Der Eiskargletscher

Begehung am 5.8.2013

Anfang Juli 2013 fand nach der ersten Hitzewelle die zweite Begehung des Eiskargletschers statt. Damals war man noch der Hoffnung, dass der Sommer keine weiteren extremen Hitzeperioden bringt. Der Juli sowie die ersten Augusttage brachten jedoch extreme Temperaturen. Im Tal wurden zahlreiche Tage mit über 30°C gemessen und selbst im Eiskar stieg die Temperatur auf bis zu 21°C an.

Gleichzeitig verlief diese Zeit aber auch ausgesprochen trocken; in Summe fielen nur etwa 30mm Regen. Neben den fehlenden Niederschlägen war auch die Luft vielfach sehr trocken, wodurch die Schneeschmelze zumindest etwas abgeschwächt wurde (feucht-warme Luft führt aufgrund des höheren Energiegehalts zu rascherer Schmelze).

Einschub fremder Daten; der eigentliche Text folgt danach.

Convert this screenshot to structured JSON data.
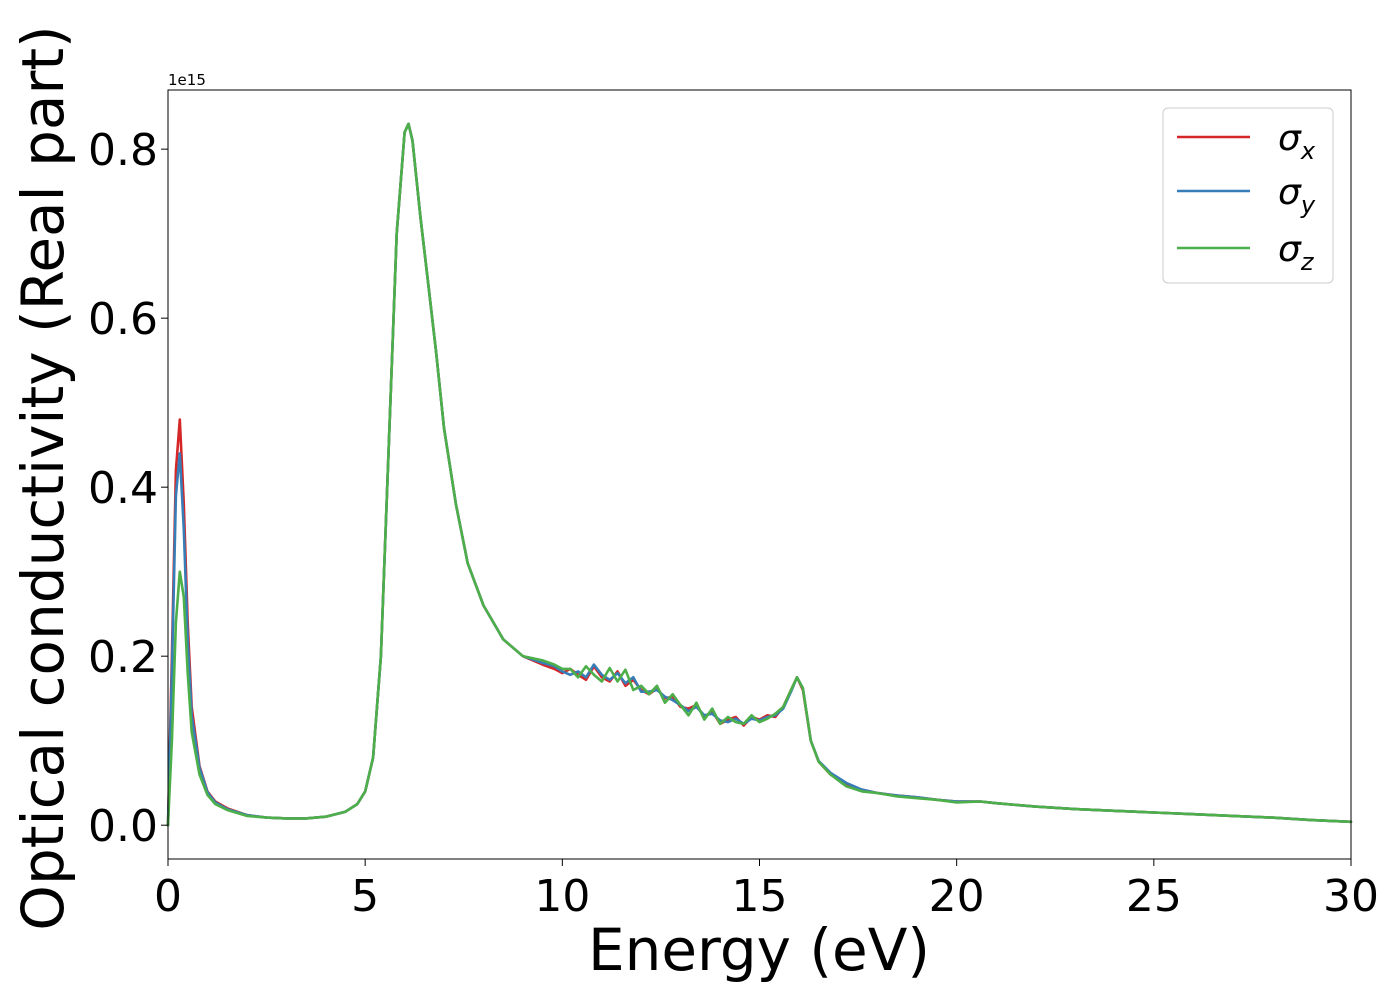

Über den gesamten Monat gesehen nahm die Schneehöhe über den gesamten Gletscher zwischen 2 und knapp über 3m ab. Die großen schuttb edeckten Rücken sind dadurch ausgeapert, der Eisscheitel, die Gletscherzunge sowie die Bereiche entlang des Wandfußes sind noch von einer bis zu 5,5m dicken Altschneedecke bedeckt. Die größten Schneehöhen finden sich dabei im Bereich des Zungenansatzes.

Am Eispegel im östlichen schuttbedeckten Gletscherabschnitt betrug der Einsinkbetrag des Eises  seit der Messung Anfang September 2012 25cm. Die anderen beiden Eispegel sind noch schneebdeckt.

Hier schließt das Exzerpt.